Stompin' Tom Connors Statue
This Canadian legend sang about a raucous Saturday night in the city where his statue stands.
“The girls are out to Bingo and the boys are getting stinko, and we’ll think no more of INCO on a Sudbury Saturday night,” sang Canadian country legend Stompin’ Tom Connors. In this city, a statue ready to stomp some more stands in his honor.
Born in Saint John, New Brunswick and raised in Skinner’s Pond, Prince Edward Island, Tom Connors ran away from home at age 13 and took many odd jobs across Canada before being a nickel short of a beer at the Maple Leaf Hotel in Timmins, Ontario. Seeing his guitar, the bartender asked him to play some songs in lieu of that nickel. Tom would stay at the hotel and play for 14 months, starting his musical career.
Tom got his “Stompin’” nickname from his habit of stomping his foot to keep tempo. He sang about uniquely Canadian history and culture, such as a potato-hauling trucker from Prince Edward Island (Bud the Spud), working the tobacco fields of southern Ontario (Tillsonburg), the collapse of the Second Narrows Bridge in Vancouver in 1958 (The Bridge Came Tumbling Down), a French-Canadian lumberjack folk hero (Big Joe Mufferaw), his favorite places in the country (My Stompin’ Grounds), a woman from Alberta who sang with a twang (Lady k.d. lang), and what would become a mainstay in NHL arenas (The Hockey Song). Outside of the Canadian musical establishment, he would return his six Juno awards, feeling they were considering artists who moved out of Canada to make their fame.

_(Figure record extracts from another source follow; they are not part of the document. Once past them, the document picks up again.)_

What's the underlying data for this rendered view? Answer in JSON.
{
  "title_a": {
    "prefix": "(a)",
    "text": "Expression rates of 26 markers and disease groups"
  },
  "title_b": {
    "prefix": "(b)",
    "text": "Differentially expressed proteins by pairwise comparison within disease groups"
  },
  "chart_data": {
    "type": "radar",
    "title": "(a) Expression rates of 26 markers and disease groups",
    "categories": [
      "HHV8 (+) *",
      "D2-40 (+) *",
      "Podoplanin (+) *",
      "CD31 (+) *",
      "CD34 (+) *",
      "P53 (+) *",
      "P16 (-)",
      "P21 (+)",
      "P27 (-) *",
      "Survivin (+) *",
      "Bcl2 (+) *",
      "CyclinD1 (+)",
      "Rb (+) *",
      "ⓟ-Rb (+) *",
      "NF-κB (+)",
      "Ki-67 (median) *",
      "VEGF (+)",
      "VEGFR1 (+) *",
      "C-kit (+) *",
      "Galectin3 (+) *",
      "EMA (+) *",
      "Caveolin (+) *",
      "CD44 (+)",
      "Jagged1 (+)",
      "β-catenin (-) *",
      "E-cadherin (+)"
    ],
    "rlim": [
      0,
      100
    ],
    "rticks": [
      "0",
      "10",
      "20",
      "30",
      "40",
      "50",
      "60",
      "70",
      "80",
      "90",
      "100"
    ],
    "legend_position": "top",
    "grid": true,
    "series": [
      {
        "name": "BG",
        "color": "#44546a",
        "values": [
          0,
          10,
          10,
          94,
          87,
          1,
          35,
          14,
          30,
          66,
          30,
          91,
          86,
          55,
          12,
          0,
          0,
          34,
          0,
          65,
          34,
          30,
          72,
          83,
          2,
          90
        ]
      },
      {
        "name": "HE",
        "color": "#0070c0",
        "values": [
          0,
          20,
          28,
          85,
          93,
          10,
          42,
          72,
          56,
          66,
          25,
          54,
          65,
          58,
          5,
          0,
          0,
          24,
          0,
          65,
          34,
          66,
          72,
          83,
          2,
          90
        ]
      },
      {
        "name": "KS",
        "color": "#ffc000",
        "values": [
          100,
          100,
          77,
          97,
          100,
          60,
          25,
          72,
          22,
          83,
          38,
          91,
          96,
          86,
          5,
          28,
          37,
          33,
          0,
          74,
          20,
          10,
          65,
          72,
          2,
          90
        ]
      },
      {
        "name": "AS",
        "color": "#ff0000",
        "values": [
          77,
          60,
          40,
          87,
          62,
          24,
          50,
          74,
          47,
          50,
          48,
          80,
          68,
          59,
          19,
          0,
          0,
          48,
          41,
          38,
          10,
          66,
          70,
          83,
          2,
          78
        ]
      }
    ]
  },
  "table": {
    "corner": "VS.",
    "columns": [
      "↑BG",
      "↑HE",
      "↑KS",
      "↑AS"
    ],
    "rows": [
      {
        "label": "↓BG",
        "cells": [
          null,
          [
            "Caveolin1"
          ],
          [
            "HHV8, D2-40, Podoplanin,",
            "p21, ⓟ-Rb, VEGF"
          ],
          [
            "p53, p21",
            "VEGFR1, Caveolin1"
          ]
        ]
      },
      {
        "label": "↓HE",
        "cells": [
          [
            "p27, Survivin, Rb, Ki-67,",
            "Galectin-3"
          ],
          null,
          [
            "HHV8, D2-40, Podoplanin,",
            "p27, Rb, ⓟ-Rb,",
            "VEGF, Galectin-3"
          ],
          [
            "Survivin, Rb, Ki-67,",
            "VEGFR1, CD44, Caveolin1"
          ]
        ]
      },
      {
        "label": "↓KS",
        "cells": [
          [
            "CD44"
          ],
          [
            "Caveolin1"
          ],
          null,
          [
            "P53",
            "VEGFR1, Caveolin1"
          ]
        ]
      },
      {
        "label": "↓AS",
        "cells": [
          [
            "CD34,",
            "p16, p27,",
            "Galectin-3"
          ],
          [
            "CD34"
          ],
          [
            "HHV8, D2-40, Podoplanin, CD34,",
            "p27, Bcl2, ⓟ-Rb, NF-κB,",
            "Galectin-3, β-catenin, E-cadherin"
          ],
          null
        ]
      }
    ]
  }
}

One of Connors’ best known songs was Sudbury Saturday Night, telling of the many immigrant miners coming together for drinks and forgetting about toiling in the nickel mines(Big Nickel place entry). After Connors passed away in 2013, this statue would be unveiled in Sudbury two years later in front of the local hockey arena, in memory of the singer who sang about a night in this mining town and about his home of Canada.